My obsessions almost all delve around self sufficiency, whether its cars, housing, agriculture, grey water treatment systems etc.
It started about 12-13 years ago when I first heard about Earthships, I don’t recall where I first heard about them. But I’ve loved them since day #1, Desiree isn’t as keen on living with earth around 3 of 4 walls. I suspect when the time comes we’ll build a traditional house with all the mechanisms in place that I cherish, such as the grey water system, giant indoor planters, off-grid, and tons of windows.
Earthships were created in the 70’s in New Mexico by Architect Michael Reynolds. They’ve evolved in the last ten years, early on when I first started researching them much of the designs included circular or horse shoe shaped modules. That design seems to of disappeared from their website over the couple years, I’m not sure if there were specific reasons for it or not but the modern design has only the exterior rear walls now with earth rammed tires.
An Earthship was designed to face South to maximize natural light and solar gain during the winter months. The point of an Earthship is to use supplies which are most recycled to keep the costs down, and utilize systems which allow for self sufficient living through water reuse, foot production and energy storage.
The thick / dense rammed earth tire walls provide thermal mass that naturally regulates the interior temperatures no matter the temperature outside. The tires are often put together by two individuals, one does the ramming, often with a sledge hammer pounding the earth into the cavern, while the other provides the soil dumping it into the hole with a shovel. A single rammed tire can weigh up to 300 lbs, and often adobe or concrete is sprayed on to finish the wall. Internal, non load bearing walls are often made of recycled pop cans combined with concrete, and plastered with adobe. The techniques used in building an Earthship uses up to 80% less concrete. The tops of the exterior/interior walls are topped with wooden trusses, and insulated to prevent heat loss.
Grey Water System
This aspect of the Earthship is what drew me to it in the first place, I love how you can reuse all the wasted non toilet water for reuse either in the toilet, or for feeding the planters. All water use within the house is captured via cisterns attached to eaves on the roof., the cisterns are buried to be protected from the sun. The water from the cistern is gravity fed into the WOM(Water Organizing Module). The water is now safe to use for drinking or use. This water is stored, and treated for use throughout the house using a WOM to treat the grey water inside the building, and sewage from the toilets separately. All interior non toilet water (grey water) is reused for for both interior and exterior botantical cells. As you can imagine, this uses far less water then a conventional house as nearly all water is used atleast twice before it feeds the botantical cells.
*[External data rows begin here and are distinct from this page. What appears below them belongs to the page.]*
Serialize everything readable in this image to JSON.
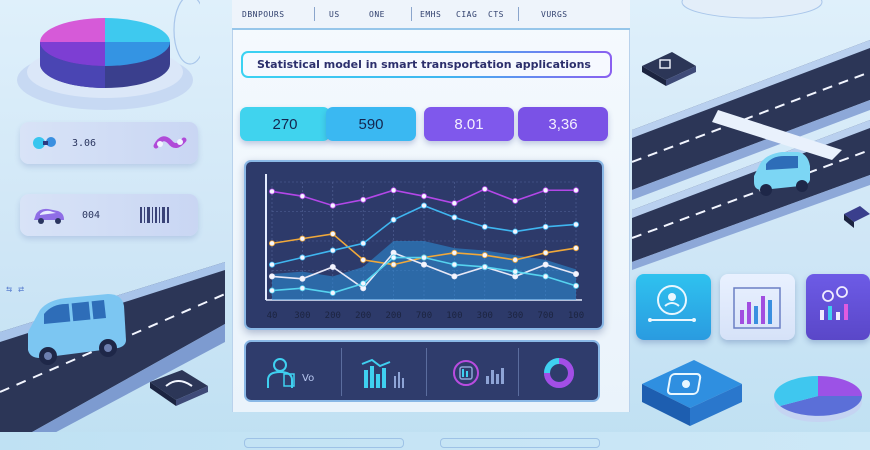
{
  "nav": {
    "items": [
      "DBNPOURS",
      "US",
      "ONE",
      "EMHS",
      "CIAG",
      "CTS",
      "VURGS"
    ]
  },
  "title": "Statistical model in smart transportation applications",
  "metrics": [
    {
      "value": "270",
      "color": "#40d3ee"
    },
    {
      "value": "590",
      "color": "#3ab8f2"
    },
    {
      "value": "8.01",
      "color": "#7f58ec"
    },
    {
      "value": "3,36",
      "color": "#7a52e6"
    }
  ],
  "side_stats": [
    {
      "value": "3.06",
      "icon": "link-icon"
    },
    {
      "value": "004",
      "icon": "car-icon"
    }
  ],
  "chart_data": {
    "type": "line",
    "categories": [
      "40",
      "300",
      "200",
      "200",
      "200",
      "700",
      "100",
      "300",
      "300",
      "700",
      "100"
    ],
    "series": [
      {
        "color": "#b347e8",
        "values": [
          92,
          88,
          80,
          85,
          93,
          88,
          82,
          94,
          84,
          93,
          93
        ]
      },
      {
        "color": "#f0a83a",
        "values": [
          48,
          52,
          56,
          34,
          30,
          36,
          40,
          38,
          34,
          40,
          44
        ]
      },
      {
        "color": "#3fb6f0",
        "values": [
          30,
          36,
          42,
          48,
          68,
          80,
          70,
          62,
          58,
          62,
          64
        ]
      },
      {
        "color": "#e8e8f6",
        "values": [
          20,
          18,
          28,
          10,
          40,
          30,
          20,
          28,
          20,
          30,
          22
        ]
      },
      {
        "color": "#56d3ef",
        "values": [
          8,
          10,
          6,
          14,
          36,
          36,
          30,
          28,
          24,
          20,
          12
        ]
      }
    ],
    "ylim": [
      0,
      100
    ]
  },
  "strip": {
    "item1_label": "Vo",
    "item1_icon": "person-icon",
    "item2_icon": "bar-chart-icon",
    "item3_icon": "stats-icon",
    "item4_icon": "donut-icon"
  },
  "colors": {
    "accent_cyan": "#3bd2f2",
    "accent_purple": "#8a5ff0",
    "panel_dark": "#2d3a6a"
  }
}
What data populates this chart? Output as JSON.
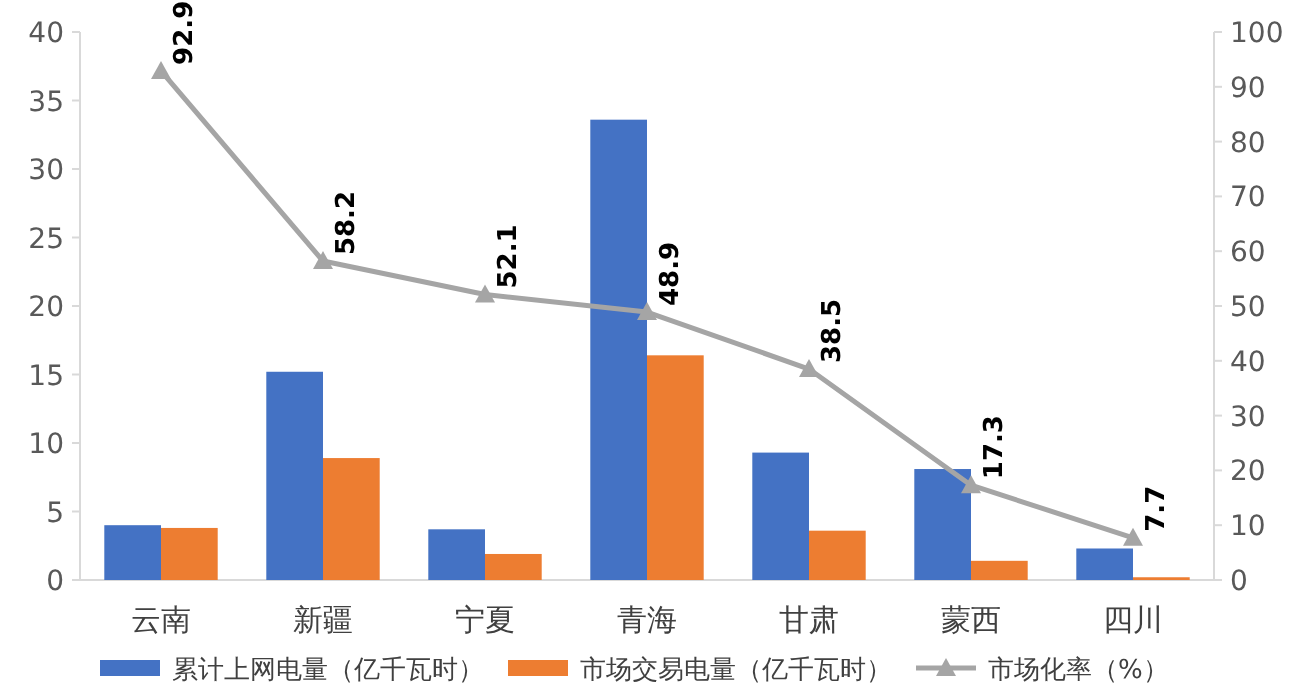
{
  "chart_data": {
    "type": "bar",
    "categories": [
      "云南",
      "新疆",
      "宁夏",
      "青海",
      "甘肃",
      "蒙西",
      "四川"
    ],
    "series": [
      {
        "name": "累计上网电量（亿千瓦时）",
        "color": "#4472c4",
        "values": [
          4.0,
          15.2,
          3.7,
          33.6,
          9.3,
          8.1,
          2.3
        ]
      },
      {
        "name": "市场交易电量（亿千瓦时）",
        "color": "#ed7d31",
        "values": [
          3.8,
          8.9,
          1.9,
          16.4,
          3.6,
          1.4,
          0.2
        ]
      },
      {
        "name": "市场化率（%）",
        "type": "line",
        "axis": "y2",
        "color": "#a5a5a5",
        "marker": "triangle",
        "data_labels": true,
        "values": [
          92.9,
          58.2,
          52.1,
          48.9,
          38.5,
          17.3,
          7.7
        ]
      }
    ],
    "ylim": [
      0,
      40
    ],
    "yticks": [
      0,
      5,
      10,
      15,
      20,
      25,
      30,
      35,
      40
    ],
    "y2lim": [
      0,
      100
    ],
    "y2ticks": [
      0,
      10,
      20,
      30,
      40,
      50,
      60,
      70,
      80,
      90,
      100
    ],
    "legend": "bottom"
  }
}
In doing so we eliminate the need for both public sewage, and spectic systems. The system can also be setup to flow entirely into a conventional septic field/tank.
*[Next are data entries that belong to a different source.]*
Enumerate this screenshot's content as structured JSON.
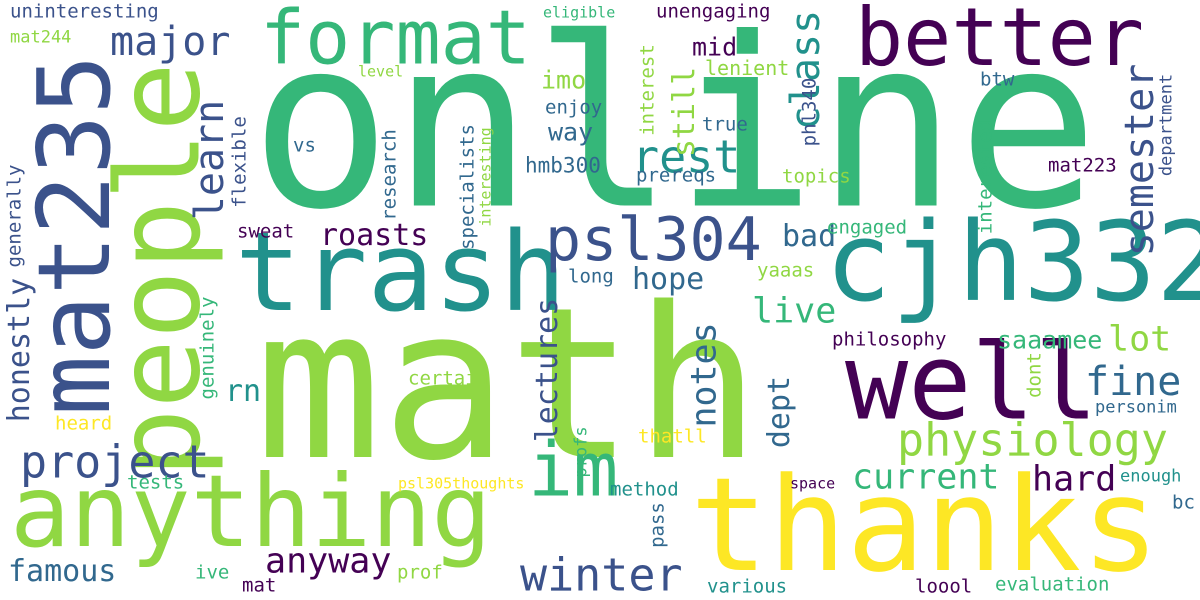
{
  "palette": {
    "background": "#ffffff",
    "dark_purple": "#440154",
    "indigo": "#3b528b",
    "slate_blue": "#31688e",
    "teal": "#21918c",
    "sea_green": "#35b779",
    "light_green": "#90d743",
    "yellow": "#fde725"
  },
  "words": [
    {
      "text": "online",
      "color": "#35b779"
    },
    {
      "text": "math",
      "color": "#90d743"
    },
    {
      "text": "thanks",
      "color": "#fde725"
    },
    {
      "text": "trash",
      "color": "#21918c"
    },
    {
      "text": "cjh332",
      "color": "#21918c"
    },
    {
      "text": "people",
      "color": "#90d743"
    },
    {
      "text": "mat235",
      "color": "#3b528b"
    },
    {
      "text": "anything",
      "color": "#90d743"
    },
    {
      "text": "well",
      "color": "#440154"
    },
    {
      "text": "better",
      "color": "#440154"
    },
    {
      "text": "format",
      "color": "#35b779"
    },
    {
      "text": "im",
      "color": "#35b779"
    },
    {
      "text": "psl304",
      "color": "#3b528b"
    },
    {
      "text": "physiology",
      "color": "#90d743"
    },
    {
      "text": "winter",
      "color": "#3b528b"
    },
    {
      "text": "project",
      "color": "#3b528b"
    },
    {
      "text": "rest",
      "color": "#21918c"
    },
    {
      "text": "major",
      "color": "#3b528b"
    },
    {
      "text": "semester",
      "color": "#3b528b"
    },
    {
      "text": "class",
      "color": "#21918c"
    },
    {
      "text": "learn",
      "color": "#3b528b"
    },
    {
      "text": "fine",
      "color": "#31688e"
    },
    {
      "text": "roasts",
      "color": "#440154"
    },
    {
      "text": "hope",
      "color": "#31688e"
    },
    {
      "text": "lectures",
      "color": "#3b528b"
    },
    {
      "text": "notes",
      "color": "#31688e"
    },
    {
      "text": "current",
      "color": "#35b779"
    },
    {
      "text": "anyway",
      "color": "#440154"
    },
    {
      "text": "famous",
      "color": "#31688e"
    },
    {
      "text": "honestly",
      "color": "#3b528b"
    },
    {
      "text": "live",
      "color": "#35b779"
    },
    {
      "text": "lot",
      "color": "#90d743"
    },
    {
      "text": "hard",
      "color": "#440154"
    },
    {
      "text": "dept",
      "color": "#31688e"
    },
    {
      "text": "bad",
      "color": "#31688e"
    },
    {
      "text": "still",
      "color": "#90d743"
    },
    {
      "text": "way",
      "color": "#31688e"
    },
    {
      "text": "rn",
      "color": "#21918c"
    },
    {
      "text": "saaamee",
      "color": "#35b779"
    },
    {
      "text": "mid",
      "color": "#440154"
    },
    {
      "text": "imo",
      "color": "#90d743"
    },
    {
      "text": "uninteresting",
      "color": "#3b528b"
    },
    {
      "text": "mat244",
      "color": "#90d743"
    },
    {
      "text": "eligible",
      "color": "#35b779"
    },
    {
      "text": "unengaging",
      "color": "#440154"
    },
    {
      "text": "level",
      "color": "#90d743"
    },
    {
      "text": "lenient",
      "color": "#90d743"
    },
    {
      "text": "btw",
      "color": "#31688e"
    },
    {
      "text": "interest",
      "color": "#90d743"
    },
    {
      "text": "enjoy",
      "color": "#31688e"
    },
    {
      "text": "phl340",
      "color": "#3b528b"
    },
    {
      "text": "true",
      "color": "#31688e"
    },
    {
      "text": "department",
      "color": "#3b528b"
    },
    {
      "text": "flexible",
      "color": "#3b528b"
    },
    {
      "text": "vs",
      "color": "#31688e"
    },
    {
      "text": "research",
      "color": "#31688e"
    },
    {
      "text": "specialists",
      "color": "#31688e"
    },
    {
      "text": "interesting",
      "color": "#90d743"
    },
    {
      "text": "hmb300",
      "color": "#31688e"
    },
    {
      "text": "prereqs",
      "color": "#31688e"
    },
    {
      "text": "topics",
      "color": "#90d743"
    },
    {
      "text": "interested",
      "color": "#35b779"
    },
    {
      "text": "mat223",
      "color": "#440154"
    },
    {
      "text": "generally",
      "color": "#3b528b"
    },
    {
      "text": "sweat",
      "color": "#440154"
    },
    {
      "text": "engaged",
      "color": "#35b779"
    },
    {
      "text": "yaaas",
      "color": "#90d743"
    },
    {
      "text": "long",
      "color": "#31688e"
    },
    {
      "text": "genuinely",
      "color": "#35b779"
    },
    {
      "text": "philosophy",
      "color": "#440154"
    },
    {
      "text": "certain",
      "color": "#90d743"
    },
    {
      "text": "dont",
      "color": "#90d743"
    },
    {
      "text": "personim",
      "color": "#31688e"
    },
    {
      "text": "heard",
      "color": "#fde725"
    },
    {
      "text": "thatll",
      "color": "#fde725"
    },
    {
      "text": "profs",
      "color": "#35b779"
    },
    {
      "text": "tests",
      "color": "#35b779"
    },
    {
      "text": "psl305thoughts",
      "color": "#fde725"
    },
    {
      "text": "method",
      "color": "#21918c"
    },
    {
      "text": "space",
      "color": "#440154"
    },
    {
      "text": "enough",
      "color": "#21918c"
    },
    {
      "text": "bc",
      "color": "#31688e"
    },
    {
      "text": "pass",
      "color": "#31688e"
    },
    {
      "text": "ive",
      "color": "#35b779"
    },
    {
      "text": "mat",
      "color": "#440154"
    },
    {
      "text": "prof",
      "color": "#90d743"
    },
    {
      "text": "various",
      "color": "#21918c"
    },
    {
      "text": "loool",
      "color": "#440154"
    },
    {
      "text": "evaluation",
      "color": "#35b779"
    }
  ]
}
An Earthship creates an environment which provides not only food, but cleanses the air, and recycles the water via indoor botantical cells. I’ve even seen indoor ponds with fish, or fruit trees.
I have always wanted to be off the grid, but I feel like we’re close to a breakthrough in solar cells and battery storage. I’d hate to throw down 20k only to miss out on the latest technology. Being that we live in British Columbia we generally get very little sun for 4-5 months of the year, so I suspect we would need to supplement with wind turbines. I think Tesla is close, they’re now selling home batteries with ample storage for a reasonable price. I suspect within 2-3 years the price of batteries will halve.
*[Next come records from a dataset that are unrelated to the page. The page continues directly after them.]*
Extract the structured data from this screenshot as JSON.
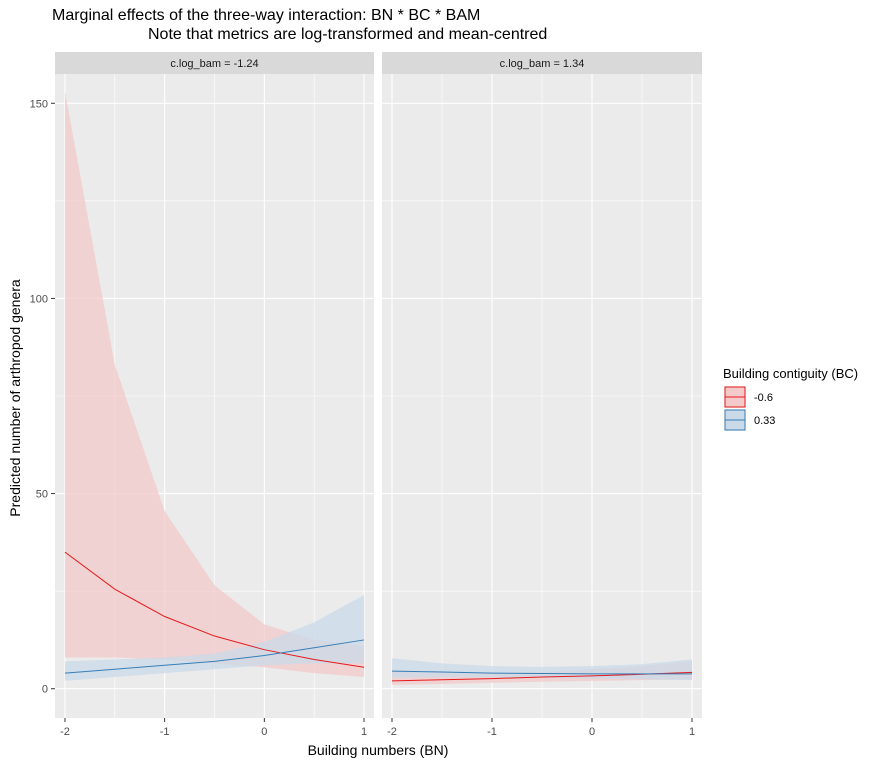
{
  "title": {
    "line1": "Marginal effects of the three-way interaction: BN * BC * BAM",
    "line2": "Note that metrics are log-transformed and mean-centred"
  },
  "axes": {
    "xlabel": "Building numbers (BN)",
    "ylabel": "Predicted number of arthropod genera"
  },
  "legend": {
    "title": "Building contiguity (BC)",
    "entries": [
      {
        "label": "-0.6",
        "line_color": "#e41a1c",
        "fill_color": "#f3c9ca"
      },
      {
        "label": "0.33",
        "line_color": "#377eb8",
        "fill_color": "#c9d9e8"
      }
    ],
    "placement": "right"
  },
  "colors": {
    "panel_bg": "#ebebeb",
    "grid": "#ffffff",
    "strip_bg": "#d9d9d9"
  },
  "chart_data": {
    "type": "line",
    "xlim": [
      -2.1,
      1.1
    ],
    "ylim": [
      -7.5,
      157.5
    ],
    "xticks": [
      -2,
      -1,
      0,
      1
    ],
    "xtick_labels": [
      "-2",
      "-1",
      "0",
      "1"
    ],
    "yticks": [
      0,
      50,
      100,
      150
    ],
    "ytick_labels": [
      "0",
      "50",
      "100",
      "150"
    ],
    "grid": true,
    "x": [
      -2,
      -1.5,
      -1,
      -0.5,
      0,
      0.5,
      1
    ],
    "panels": [
      {
        "strip": "c.log_bam = -1.24",
        "series": [
          {
            "name": "-0.6",
            "y": [
              35,
              25.5,
              18.5,
              13.5,
              10,
              7.5,
              5.5
            ],
            "lower": [
              8,
              8,
              7.5,
              6.5,
              5.5,
              4,
              3
            ],
            "upper": [
              153,
              83,
              45.5,
              26.5,
              16.5,
              12.5,
              11
            ]
          },
          {
            "name": "0.33",
            "y": [
              4,
              5,
              6,
              7,
              8.5,
              10.5,
              12.5
            ],
            "lower": [
              2,
              3,
              4,
              5,
              6,
              6.5,
              6.5
            ],
            "upper": [
              7,
              7.5,
              8,
              9,
              12,
              17,
              24
            ]
          }
        ]
      },
      {
        "strip": "c.log_bam = 1.34",
        "series": [
          {
            "name": "-0.6",
            "y": [
              2,
              2.3,
              2.6,
              3,
              3.3,
              3.7,
              4.2
            ],
            "lower": [
              1,
              1.2,
              1.5,
              1.8,
              2,
              2.2,
              2.4
            ],
            "upper": [
              4.5,
              4.2,
              4,
              4.3,
              5,
              5.8,
              7
            ]
          },
          {
            "name": "0.33",
            "y": [
              4.5,
              4.3,
              4,
              3.9,
              3.8,
              3.8,
              3.8
            ],
            "lower": [
              2.8,
              2.9,
              2.9,
              2.8,
              2.6,
              2.4,
              2.2
            ],
            "upper": [
              7.8,
              6.5,
              5.8,
              5.6,
              5.8,
              6.3,
              7.5
            ]
          }
        ]
      }
    ]
  }
}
The Earthship is built to regulate temperatures on it’s own as noted above, so electricity isn’t needed for heating or cooling which is one of the biggest expenses when it comes to electricity.
Des isn’t as keen on living with earth around the house, so I think our plan will end up being a modern house with tons of windows, while utilizing cisterns/grey water systems/solar/window power. The lack of mass around the house will require heating/cooling either via propane or other means, and hooked into the grid as a backup, and for feeding excess back into the system. Something more like below, either way it’s our goal, and we’re no where near ready, and have years to figure out our plan.
I love cob homes as well, but they’re a lot of work. Either way, I won’t abandon my dream of living in a self sufficient house, even if it’s 10-20 years down the road. With weather patterns changing, and droughts becoming a norm, I think it’ll become a lot more popular, and hopefully cheaper in the future.